Neither Nic nor John are professional chefs. They created the menu and had a consultant chef do the fine-tuning. They have since hired a full-time chef. "We’re very picky on how things are done in the kitchen," explains Nic. "We have certain standards and our chef follows those. He’s doing a great job." The menu changes seasonally, but in order to keep things fresh for the regulars, they offer daily specials—soup (made to order), one tapa, chicken, risotto and gelato. "We create the seasonal menus ourselves," says John. "On special dinners, we work with the chef. The daily specials are created by the chef."

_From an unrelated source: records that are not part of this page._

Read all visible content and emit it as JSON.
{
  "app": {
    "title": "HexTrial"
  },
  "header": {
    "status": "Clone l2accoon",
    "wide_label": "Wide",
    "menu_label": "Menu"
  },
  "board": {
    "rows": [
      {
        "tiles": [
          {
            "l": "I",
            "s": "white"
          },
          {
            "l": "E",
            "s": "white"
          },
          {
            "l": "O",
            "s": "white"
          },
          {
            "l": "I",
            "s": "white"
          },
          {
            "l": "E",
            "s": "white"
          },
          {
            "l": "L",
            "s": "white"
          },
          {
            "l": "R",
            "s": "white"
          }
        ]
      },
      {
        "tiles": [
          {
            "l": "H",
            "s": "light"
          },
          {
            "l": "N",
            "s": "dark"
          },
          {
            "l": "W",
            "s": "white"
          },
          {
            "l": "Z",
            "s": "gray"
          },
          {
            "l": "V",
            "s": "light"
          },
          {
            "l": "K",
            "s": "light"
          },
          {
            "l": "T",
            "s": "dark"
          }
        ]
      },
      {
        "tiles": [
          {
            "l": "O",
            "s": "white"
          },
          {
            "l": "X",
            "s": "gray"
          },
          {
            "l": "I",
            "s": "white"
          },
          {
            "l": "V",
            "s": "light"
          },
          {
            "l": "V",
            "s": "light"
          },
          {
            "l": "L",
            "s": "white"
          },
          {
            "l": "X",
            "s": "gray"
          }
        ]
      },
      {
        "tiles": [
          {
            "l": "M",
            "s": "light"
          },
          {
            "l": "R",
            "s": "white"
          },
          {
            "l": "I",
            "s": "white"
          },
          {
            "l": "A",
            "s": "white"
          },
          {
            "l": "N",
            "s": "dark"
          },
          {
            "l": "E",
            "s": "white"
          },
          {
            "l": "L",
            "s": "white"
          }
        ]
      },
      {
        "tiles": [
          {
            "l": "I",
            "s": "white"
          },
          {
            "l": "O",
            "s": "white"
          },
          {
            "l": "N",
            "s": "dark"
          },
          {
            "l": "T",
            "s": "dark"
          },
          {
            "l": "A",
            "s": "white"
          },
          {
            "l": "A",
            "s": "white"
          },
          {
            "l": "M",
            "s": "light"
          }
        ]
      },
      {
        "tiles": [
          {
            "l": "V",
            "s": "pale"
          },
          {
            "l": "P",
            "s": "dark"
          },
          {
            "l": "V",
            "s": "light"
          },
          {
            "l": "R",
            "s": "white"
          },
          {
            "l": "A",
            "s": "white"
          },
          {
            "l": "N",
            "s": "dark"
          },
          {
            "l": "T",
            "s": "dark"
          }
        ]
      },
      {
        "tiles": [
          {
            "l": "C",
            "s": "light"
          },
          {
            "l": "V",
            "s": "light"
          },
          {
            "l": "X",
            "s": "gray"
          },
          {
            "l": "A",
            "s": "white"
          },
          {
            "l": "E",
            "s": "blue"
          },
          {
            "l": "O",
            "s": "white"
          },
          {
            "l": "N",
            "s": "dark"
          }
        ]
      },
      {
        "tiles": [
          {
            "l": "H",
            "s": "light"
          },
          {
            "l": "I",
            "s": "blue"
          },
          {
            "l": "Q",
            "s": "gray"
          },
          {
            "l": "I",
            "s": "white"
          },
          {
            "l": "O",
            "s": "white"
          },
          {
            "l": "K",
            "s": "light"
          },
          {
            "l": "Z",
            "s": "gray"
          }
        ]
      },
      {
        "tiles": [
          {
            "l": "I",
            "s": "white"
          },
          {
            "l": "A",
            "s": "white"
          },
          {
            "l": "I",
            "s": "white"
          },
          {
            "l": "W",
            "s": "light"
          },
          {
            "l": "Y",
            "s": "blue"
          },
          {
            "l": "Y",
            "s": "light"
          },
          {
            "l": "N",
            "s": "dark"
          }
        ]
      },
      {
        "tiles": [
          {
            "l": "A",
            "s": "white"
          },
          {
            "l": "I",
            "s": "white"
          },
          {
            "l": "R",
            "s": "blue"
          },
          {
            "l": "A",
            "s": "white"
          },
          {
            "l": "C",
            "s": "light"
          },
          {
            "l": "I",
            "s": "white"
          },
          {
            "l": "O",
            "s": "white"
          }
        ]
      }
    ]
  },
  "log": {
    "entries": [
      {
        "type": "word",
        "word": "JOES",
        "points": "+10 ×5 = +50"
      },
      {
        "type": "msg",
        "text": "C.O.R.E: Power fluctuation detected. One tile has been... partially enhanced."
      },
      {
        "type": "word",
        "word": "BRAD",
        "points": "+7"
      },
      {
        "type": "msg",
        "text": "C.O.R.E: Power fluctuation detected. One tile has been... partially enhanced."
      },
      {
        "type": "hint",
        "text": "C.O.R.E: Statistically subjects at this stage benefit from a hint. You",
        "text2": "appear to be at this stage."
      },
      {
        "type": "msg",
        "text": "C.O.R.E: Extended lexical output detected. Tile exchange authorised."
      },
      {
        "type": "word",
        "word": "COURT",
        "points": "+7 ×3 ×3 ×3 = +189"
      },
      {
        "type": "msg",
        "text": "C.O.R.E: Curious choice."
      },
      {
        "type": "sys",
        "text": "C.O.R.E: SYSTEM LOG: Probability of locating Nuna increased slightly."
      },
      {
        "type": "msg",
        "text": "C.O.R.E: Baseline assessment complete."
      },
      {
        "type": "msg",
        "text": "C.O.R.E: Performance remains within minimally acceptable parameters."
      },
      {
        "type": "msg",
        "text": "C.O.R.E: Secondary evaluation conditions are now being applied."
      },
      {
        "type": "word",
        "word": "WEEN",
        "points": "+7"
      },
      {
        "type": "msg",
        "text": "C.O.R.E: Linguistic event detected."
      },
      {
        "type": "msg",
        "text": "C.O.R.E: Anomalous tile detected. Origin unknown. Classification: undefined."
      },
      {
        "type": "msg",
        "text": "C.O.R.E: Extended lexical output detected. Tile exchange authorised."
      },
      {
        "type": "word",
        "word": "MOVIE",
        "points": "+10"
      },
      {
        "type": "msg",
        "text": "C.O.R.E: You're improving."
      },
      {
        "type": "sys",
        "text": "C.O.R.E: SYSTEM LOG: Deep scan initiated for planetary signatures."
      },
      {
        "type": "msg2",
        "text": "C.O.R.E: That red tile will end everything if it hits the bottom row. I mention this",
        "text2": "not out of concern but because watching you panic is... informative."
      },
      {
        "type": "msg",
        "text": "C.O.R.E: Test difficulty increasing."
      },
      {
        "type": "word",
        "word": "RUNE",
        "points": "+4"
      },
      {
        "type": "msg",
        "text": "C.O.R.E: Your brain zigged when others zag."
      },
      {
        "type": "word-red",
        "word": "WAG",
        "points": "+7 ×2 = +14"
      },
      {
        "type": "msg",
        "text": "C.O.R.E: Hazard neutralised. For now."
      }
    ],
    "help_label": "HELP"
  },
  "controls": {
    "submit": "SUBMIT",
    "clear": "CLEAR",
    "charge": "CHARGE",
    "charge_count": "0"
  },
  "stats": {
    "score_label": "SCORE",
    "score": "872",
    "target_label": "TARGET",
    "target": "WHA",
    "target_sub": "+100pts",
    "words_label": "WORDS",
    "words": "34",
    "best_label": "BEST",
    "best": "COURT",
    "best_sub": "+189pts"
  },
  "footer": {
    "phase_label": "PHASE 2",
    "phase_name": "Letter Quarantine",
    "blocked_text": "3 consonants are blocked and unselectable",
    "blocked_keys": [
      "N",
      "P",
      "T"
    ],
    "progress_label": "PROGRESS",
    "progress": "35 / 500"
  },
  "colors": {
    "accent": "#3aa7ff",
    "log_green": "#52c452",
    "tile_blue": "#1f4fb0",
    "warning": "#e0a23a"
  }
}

Choice is key to them. A special vegan menu joins the main menu which is coded to indicate vegetarian and gluten-free items. Dishes range from grilled breads to cheeses to seafood to lamb and beef. A special kids menu is colorfully-filled with Italian cartoon characters. Over 20 wines are offered by the glass and there are half bottles as well as a good-sized list of full bottles from around the world. They currently have 39 different grappas and an ever-changing grappa flight. A cello flight is also available: Limoncello is probably the most familiar here, but the walnut/hazelnut Nocello is the oldest and most familiar in Italy.
As first-time restaurant owners, they’ve learned a lot. "Running the floor is pretty easy for me," says John. "The lessons have come on the behind-the-scenes stuff." Nic didn’t really know what to expect. "There’s more work than I realized. And I’m an engineer. I want everything perfect. But that’s part of the charm; each table may not line up. I’ve had to learn to compromise." As they’ve settled in, they’ve had time to do something else they want—get greener. They’ve joined the Green Restaurant Association which helps owners recycle, use products better for the planet, etc. "I’m from Eugene," laughs John. "I grew up composting."
Owning a restaurant doesn’t always go according to plan. But Nic and John have managed to create the small, personal spot they wanted where they meet and get to know their customers while offering the food and drink they love. How very European.